Brazilian broiler exports are expected to increase by 3 percent in 2013, driven by higher shipments of whole broilers, in general, and chicken parts to China and Hong Kong in particular, according to this week’s “International Egg and Poultry Review” from USDA’s Agricultural Marketing Service (AMS). The report is based on Foreign Agricultural Service GAIN reports. Trade sources expect higher exports to Egypt and Iraq.

Brazilian exporters currently have three major concerns affecting the outlook for broiler exports in 2013.  First, despite the recent devaluation of the Brazilian currency, higher production costs of broilers during the second half of 2012 and first half of 2013 are expected to impact on the cost of exports.  Second,  uncertainties derived from the world financial crisis, mostly in Europe, and its impact on importing markets will slow growth.   Thirdly, specific trade issues with major trading partners such as the Russian Federation, which is slowing the relisting of Brazilian poultry plants, Venezuelan payment defaults, and South Africa’s application of antidumping tariffs on Brazilian broiler of 62.92 percent on whole broilers and 46.59 percent on chicken parts, will continue to negatively affect performance, AMS said.
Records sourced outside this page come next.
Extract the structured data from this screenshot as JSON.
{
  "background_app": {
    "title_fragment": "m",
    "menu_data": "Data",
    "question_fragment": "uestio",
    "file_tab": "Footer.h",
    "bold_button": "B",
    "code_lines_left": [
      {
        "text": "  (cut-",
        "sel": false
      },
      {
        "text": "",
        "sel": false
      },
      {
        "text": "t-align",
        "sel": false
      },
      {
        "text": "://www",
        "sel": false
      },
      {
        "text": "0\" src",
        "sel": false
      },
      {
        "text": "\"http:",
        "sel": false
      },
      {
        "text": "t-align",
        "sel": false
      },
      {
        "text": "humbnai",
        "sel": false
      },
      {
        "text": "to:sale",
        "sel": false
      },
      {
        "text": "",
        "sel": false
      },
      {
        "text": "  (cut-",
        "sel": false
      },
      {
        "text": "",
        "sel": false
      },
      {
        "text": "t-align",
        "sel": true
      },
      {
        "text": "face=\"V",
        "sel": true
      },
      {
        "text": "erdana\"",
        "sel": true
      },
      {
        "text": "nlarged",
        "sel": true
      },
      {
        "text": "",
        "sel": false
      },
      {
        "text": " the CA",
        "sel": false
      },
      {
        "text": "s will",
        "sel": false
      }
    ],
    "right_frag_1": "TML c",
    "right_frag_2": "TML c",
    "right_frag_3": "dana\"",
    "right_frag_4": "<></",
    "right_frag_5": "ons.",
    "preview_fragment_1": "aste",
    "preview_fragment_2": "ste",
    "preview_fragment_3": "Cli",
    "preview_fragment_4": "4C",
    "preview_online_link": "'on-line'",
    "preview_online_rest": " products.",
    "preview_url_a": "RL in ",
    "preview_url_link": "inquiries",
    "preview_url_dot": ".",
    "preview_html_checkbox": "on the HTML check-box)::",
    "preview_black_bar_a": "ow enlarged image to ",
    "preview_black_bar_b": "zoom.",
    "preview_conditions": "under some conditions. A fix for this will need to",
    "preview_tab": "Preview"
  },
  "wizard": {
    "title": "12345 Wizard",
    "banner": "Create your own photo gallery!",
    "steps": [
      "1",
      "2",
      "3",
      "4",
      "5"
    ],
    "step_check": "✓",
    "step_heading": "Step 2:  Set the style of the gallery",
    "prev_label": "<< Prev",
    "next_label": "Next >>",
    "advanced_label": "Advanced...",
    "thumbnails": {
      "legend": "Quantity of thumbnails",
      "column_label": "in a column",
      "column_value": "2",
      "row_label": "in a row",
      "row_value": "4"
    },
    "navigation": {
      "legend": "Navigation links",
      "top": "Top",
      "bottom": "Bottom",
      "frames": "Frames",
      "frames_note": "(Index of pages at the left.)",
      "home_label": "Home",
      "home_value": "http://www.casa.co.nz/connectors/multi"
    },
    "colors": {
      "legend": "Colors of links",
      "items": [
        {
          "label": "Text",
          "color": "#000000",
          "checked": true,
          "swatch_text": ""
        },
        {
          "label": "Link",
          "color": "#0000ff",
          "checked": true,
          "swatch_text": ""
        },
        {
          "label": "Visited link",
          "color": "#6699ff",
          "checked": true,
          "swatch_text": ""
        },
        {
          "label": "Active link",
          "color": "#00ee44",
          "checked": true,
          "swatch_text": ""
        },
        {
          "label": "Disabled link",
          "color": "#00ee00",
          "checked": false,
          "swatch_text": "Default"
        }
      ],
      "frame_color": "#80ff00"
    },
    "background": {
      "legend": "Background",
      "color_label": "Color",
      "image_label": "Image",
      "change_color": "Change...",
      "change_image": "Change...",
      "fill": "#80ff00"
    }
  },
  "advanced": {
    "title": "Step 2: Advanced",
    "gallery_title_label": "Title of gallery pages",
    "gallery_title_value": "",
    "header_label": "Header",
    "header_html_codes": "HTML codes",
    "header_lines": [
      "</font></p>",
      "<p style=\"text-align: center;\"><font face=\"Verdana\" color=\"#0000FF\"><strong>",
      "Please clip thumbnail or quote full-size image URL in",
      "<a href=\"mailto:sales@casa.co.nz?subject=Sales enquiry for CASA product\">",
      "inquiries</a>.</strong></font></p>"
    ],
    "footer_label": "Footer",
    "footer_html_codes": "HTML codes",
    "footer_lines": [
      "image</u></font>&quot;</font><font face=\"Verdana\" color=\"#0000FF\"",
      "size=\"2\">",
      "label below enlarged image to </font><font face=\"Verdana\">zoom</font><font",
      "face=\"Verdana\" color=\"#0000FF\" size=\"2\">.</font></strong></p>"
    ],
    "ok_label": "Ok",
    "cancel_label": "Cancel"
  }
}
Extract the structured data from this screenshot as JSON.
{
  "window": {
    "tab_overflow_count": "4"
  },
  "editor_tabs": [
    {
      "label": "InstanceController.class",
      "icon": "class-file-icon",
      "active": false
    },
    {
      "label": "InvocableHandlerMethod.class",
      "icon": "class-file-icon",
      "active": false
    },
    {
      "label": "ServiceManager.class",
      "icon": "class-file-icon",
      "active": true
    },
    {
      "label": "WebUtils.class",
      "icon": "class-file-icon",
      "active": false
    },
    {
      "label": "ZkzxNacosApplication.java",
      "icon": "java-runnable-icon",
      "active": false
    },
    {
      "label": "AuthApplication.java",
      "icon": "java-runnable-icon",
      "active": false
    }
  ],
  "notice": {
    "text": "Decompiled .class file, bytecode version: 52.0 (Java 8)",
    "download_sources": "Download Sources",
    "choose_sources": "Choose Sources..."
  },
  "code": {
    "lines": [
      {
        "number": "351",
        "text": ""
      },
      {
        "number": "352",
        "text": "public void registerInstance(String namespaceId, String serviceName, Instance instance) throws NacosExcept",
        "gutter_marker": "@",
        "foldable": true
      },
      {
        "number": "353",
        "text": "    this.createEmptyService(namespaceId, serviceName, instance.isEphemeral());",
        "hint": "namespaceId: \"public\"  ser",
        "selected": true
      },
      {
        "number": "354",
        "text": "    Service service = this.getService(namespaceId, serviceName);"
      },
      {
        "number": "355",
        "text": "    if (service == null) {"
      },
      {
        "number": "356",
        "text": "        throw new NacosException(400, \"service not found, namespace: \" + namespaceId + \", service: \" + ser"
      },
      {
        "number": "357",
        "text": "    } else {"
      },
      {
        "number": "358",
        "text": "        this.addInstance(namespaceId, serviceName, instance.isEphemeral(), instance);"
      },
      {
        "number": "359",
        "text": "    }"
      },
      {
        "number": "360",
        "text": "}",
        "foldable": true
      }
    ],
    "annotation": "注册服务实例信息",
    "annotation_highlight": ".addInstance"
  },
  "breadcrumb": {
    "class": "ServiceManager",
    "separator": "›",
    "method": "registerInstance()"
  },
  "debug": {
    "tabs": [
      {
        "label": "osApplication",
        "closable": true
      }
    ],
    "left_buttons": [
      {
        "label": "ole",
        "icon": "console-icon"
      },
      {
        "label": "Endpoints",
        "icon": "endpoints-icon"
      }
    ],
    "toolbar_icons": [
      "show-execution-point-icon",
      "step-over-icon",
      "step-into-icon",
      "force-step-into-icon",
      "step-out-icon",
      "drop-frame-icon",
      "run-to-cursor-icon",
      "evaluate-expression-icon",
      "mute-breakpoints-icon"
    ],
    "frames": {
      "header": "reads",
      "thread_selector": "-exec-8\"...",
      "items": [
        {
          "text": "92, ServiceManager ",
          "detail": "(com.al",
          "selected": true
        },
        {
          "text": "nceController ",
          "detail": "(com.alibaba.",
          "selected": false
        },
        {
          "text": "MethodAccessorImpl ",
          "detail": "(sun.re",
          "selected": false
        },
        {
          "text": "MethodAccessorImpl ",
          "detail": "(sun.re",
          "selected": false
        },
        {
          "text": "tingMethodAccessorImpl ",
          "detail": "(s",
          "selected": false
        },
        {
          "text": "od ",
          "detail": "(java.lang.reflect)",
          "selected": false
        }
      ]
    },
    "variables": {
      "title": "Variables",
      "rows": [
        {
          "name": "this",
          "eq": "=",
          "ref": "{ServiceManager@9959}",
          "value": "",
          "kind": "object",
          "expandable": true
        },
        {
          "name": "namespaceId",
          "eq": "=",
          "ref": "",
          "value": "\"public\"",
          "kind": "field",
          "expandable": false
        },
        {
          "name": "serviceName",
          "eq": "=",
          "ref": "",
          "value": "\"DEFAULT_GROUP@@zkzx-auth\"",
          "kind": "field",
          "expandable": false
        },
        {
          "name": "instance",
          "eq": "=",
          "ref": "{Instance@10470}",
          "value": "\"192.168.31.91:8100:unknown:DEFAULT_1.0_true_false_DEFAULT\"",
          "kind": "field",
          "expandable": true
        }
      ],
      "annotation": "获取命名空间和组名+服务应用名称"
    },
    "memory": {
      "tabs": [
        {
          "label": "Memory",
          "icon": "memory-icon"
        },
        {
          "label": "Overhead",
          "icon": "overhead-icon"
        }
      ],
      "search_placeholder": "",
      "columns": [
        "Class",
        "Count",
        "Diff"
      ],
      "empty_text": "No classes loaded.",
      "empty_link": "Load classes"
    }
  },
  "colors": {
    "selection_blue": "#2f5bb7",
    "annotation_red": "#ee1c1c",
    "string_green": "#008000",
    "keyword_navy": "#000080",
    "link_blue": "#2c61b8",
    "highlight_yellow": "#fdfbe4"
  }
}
Brazil exported broilers to 152 markets in 2012, with nearly one-half  of those exports going to five markets–Saudi Arabia, Japan, Hong Kong, United Arab Emirates, and China. Markets with major increases in 2012 included Egypt, which rose from 72,075 metric tons in 2011 to 119,326 tons in 2012, and South Korea, which grew from 25,562 tons to 65,296 tons during the same period.

Brazil’s broiler production is expected to recover and grow 2 percent  in 2013 after a 1 percent decline in 2012. General opinion among trade sources is that Brazil’s economic growth is expected to recover from the poor result of 2012 and that estimated record Brazilian soybean and corn crops should help to mitigate the impact of rising feed costs. However, sources also identify other factors that can adversely affect the poultry sector this year.  These factors include squeezed profit margins for producers and processors because rising feed costs may continue through the first half of this year;  the high level of consumer debt in Brazil may also undercut domestic demand of animal proteins in general; and broiler exports are forecast to increase slowly because of the continued uncertainties in the world economy.
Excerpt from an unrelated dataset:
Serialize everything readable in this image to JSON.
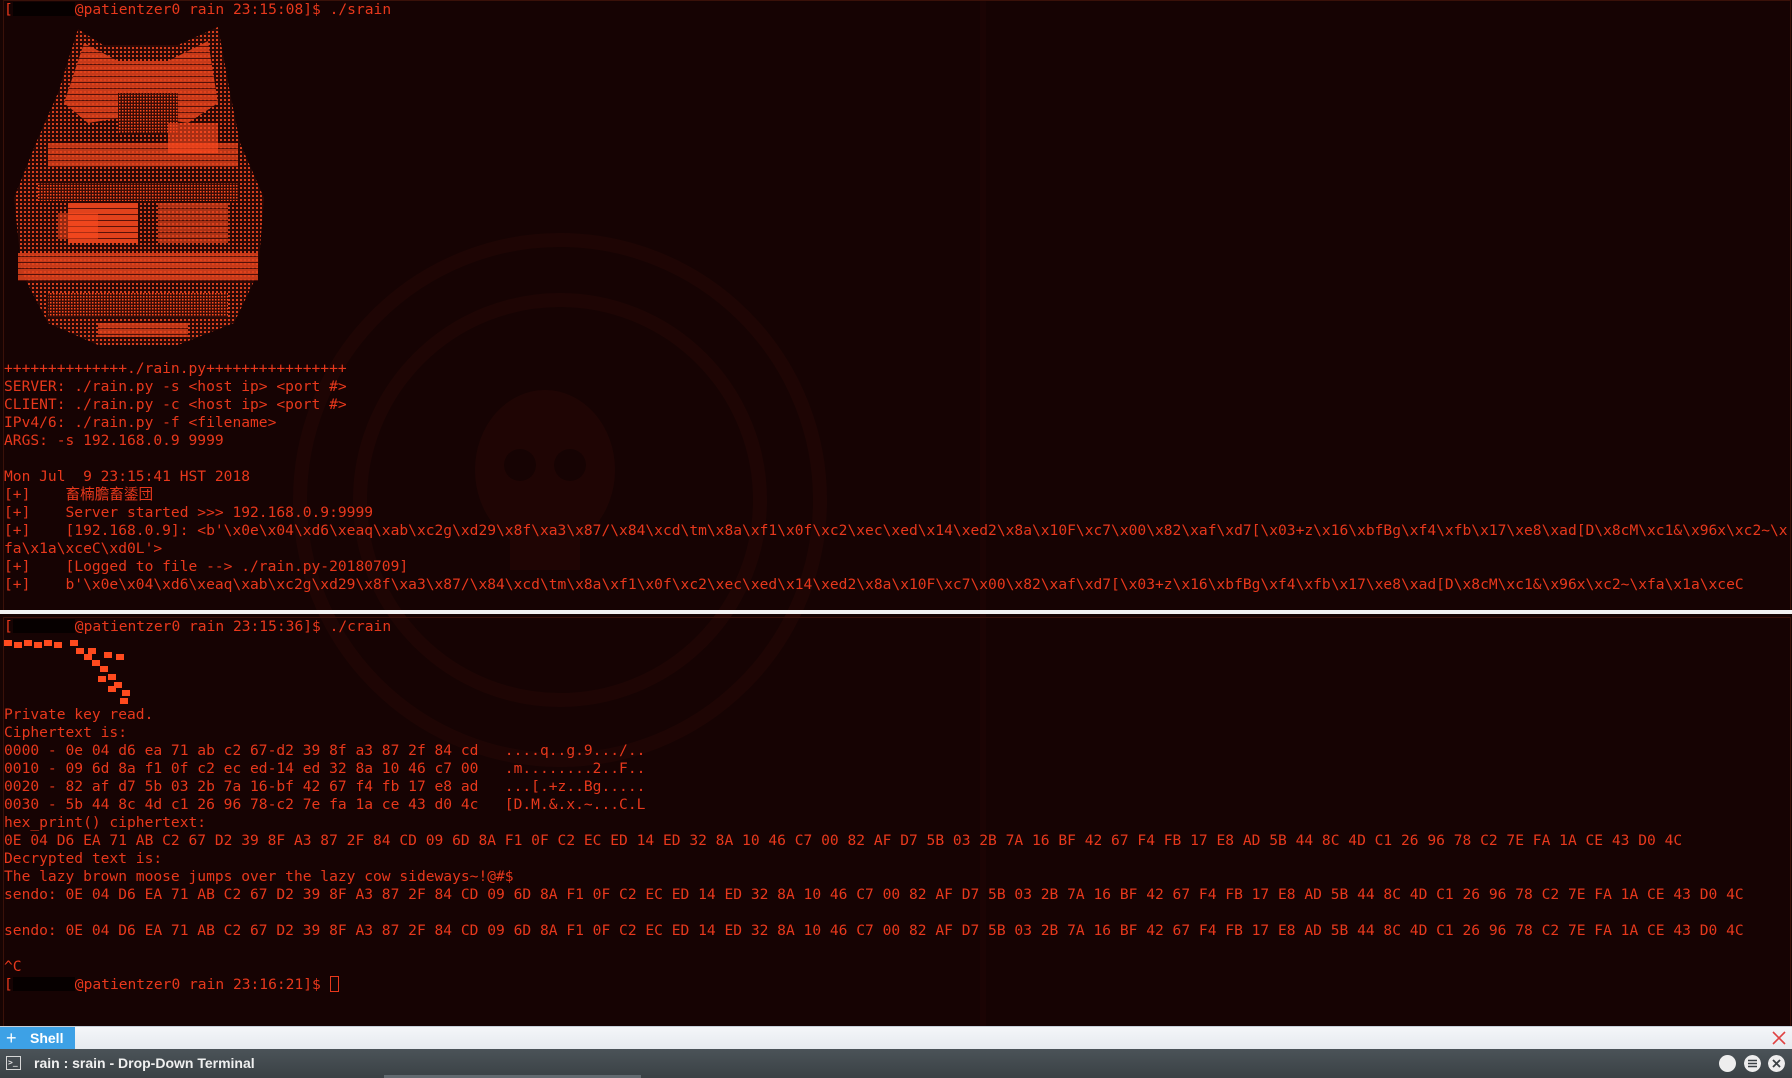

The increase in the cost of broiler production in 2012 is estimated at a record rate of nearly 40 percent, while the producer price during the same period increased by 46 percent. These reference prices are for Parana state, the largest broiler producer in Brazil with a market share of nearly 28 percent of total broiler slaughter. The increase in the cost of production is basically due to higher feed costs, mostly corn and soybean meal, the report said.